İsmail Kartal'ı mı eleştireyim? Oyuncu değişikliklerini mi yazayım? Ne yapayım? Bütün yanlışlara rağmen penaltılara kalıp bu kadar kötü penaltı attığımıza mı yanayım? Üç penaltı kaçırdık üçü de aynı köşeye. Zaten oldum olası nefret ederim penaltılardan. Tam
Rus ruleti.

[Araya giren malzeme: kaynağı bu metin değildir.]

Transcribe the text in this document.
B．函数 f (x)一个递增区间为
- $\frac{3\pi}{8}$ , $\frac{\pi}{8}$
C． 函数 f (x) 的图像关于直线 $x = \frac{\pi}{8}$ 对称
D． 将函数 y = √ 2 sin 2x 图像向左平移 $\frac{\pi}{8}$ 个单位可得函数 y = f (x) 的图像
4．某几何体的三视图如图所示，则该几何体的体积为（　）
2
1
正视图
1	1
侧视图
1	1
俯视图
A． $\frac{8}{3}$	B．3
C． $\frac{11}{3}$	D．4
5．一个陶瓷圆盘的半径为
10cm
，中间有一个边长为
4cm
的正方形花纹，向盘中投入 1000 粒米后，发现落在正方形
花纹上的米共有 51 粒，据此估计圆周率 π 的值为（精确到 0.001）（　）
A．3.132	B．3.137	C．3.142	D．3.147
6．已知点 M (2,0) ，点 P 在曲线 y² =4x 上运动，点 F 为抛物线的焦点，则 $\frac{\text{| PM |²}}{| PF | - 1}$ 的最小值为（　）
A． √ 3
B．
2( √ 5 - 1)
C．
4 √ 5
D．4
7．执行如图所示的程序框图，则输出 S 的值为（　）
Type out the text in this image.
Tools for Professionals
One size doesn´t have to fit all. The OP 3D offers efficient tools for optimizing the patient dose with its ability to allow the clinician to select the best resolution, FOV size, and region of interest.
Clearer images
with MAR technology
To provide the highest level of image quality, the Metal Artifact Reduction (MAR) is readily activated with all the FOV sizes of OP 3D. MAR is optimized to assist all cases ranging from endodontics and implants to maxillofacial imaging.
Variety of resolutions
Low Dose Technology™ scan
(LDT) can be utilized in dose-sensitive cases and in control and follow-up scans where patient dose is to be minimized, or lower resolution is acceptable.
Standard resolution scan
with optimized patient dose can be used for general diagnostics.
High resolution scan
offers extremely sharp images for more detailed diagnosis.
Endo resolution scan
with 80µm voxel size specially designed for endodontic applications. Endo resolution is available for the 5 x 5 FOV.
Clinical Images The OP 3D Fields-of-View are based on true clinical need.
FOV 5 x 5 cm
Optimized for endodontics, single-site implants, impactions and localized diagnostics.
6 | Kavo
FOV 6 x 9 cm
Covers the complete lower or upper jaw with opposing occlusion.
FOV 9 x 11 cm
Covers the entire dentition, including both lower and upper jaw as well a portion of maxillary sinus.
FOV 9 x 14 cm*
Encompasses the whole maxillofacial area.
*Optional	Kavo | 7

Kalitenin hiçbir önemi olmayan, tuhaf bir iş. Ama futbolun parçası, kardeşim bu kadar mı kötü atılır ya?

Sözün özü bu elenme, ilk maçta çıktığı yanlış kadro ve bu maçta yaptığı inanılmaz kötü değişikliklerle İsmail Kartal’a yazar. Resmen ilk maçta 3 yiyen kadroya döndü. Bir ara değişiklikleri rakip takımın hocası yapıyor herhalde dedim. Halbuki bu maçı 1-0 öne geçince çözmeliydi, bitirmeliydi. İsmail Hoca hala maçtan sonra “oyunun tümüne biz hakimdik” diyor. Yapma Hoca yapma, 60’tan sonra rakip kaleye bile gidemedik. Farklı maçlar mı izledik?

Tribünlerde uzun yıllardır görmediğimiz kadar iyiydik. 90 Dakika rakibe baskı yaptık. Ama atacaksın o ikinci golü, atsana kardeşim. Penaltılar bitince biz de bittik. Bu gece Fenerbahçe hiç olmayacak biçimde Avrupa'ya veda etti. Bu cümleyi yazmaya elim bile gitmiyor. Böyle olmamalıydı bu işin sonu. Birkaç gün bize müsaade, kendimizi toplayıp tekrar lige odaklanmamız lazım. Ama zor, zamana ihtiyacımız var, zira bu maç çok travmatik oldu, taraftarlar için.